Are varicose veins a cosmetic issue or a medical issue?

This is a question we get at the Vein Healthcare Center all the time.  Most healthcare providers would agree that if a patient is having pain and is unable to perform his or her work due to varicose veins, then it is medically necessary.

But all factors must be weighed when drawing a line between medical and “simply cosmetic,” not the least of which is restoring patients’ confidence and overall well-being. Even if a patient isn’t experiencing physical pain – but won’t swim in a pool or wear shorts to the beach because he’s ashamed of varicose veins – her quality of life is markedly diminished.

Additionally, it is common for venous disorders to be undiagnosed or undertreated. It’s important to remember that varicose veins are a symptom of early stage venous disease, and if left untreated could lead to larger medical issues.

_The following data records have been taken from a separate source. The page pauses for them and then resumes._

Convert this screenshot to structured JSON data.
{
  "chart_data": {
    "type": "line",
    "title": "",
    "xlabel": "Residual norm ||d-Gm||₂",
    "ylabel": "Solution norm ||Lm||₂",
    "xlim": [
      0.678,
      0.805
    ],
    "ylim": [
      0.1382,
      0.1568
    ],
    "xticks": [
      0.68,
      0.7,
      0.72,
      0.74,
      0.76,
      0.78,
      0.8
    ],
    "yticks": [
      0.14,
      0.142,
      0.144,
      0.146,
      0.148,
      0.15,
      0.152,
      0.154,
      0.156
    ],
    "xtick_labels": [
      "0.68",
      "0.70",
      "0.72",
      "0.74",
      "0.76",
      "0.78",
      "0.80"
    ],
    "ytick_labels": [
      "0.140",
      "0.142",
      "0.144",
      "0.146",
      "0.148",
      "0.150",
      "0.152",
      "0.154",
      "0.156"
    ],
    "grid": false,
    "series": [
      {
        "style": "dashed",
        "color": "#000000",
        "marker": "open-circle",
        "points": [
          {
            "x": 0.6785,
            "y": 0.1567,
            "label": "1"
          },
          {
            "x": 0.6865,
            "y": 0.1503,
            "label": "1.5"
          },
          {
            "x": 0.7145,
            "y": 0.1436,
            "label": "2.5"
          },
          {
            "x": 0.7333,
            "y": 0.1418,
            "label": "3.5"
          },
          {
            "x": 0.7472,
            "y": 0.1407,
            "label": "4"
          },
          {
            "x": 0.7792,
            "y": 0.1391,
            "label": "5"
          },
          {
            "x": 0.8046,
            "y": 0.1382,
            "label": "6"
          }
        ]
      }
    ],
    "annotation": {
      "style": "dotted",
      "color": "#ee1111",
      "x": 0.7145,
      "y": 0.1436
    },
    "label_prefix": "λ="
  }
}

From the perspective of insurance companies the difference between “cosmetic” and “medical” may be whether or not a vein has a connection to the deep system; if it does and the connection is leaking, then they consider treatment medical necessary. That said, there are many vein procedures that are covered by insurance, and one should not assume that treatment won’t be covered. Feel free to contact us at VHC to discuss the details of your coverage.

At VHC, our basic philosophy is that treating problematic veins isn’t about vanity – it’s about health and quality of life.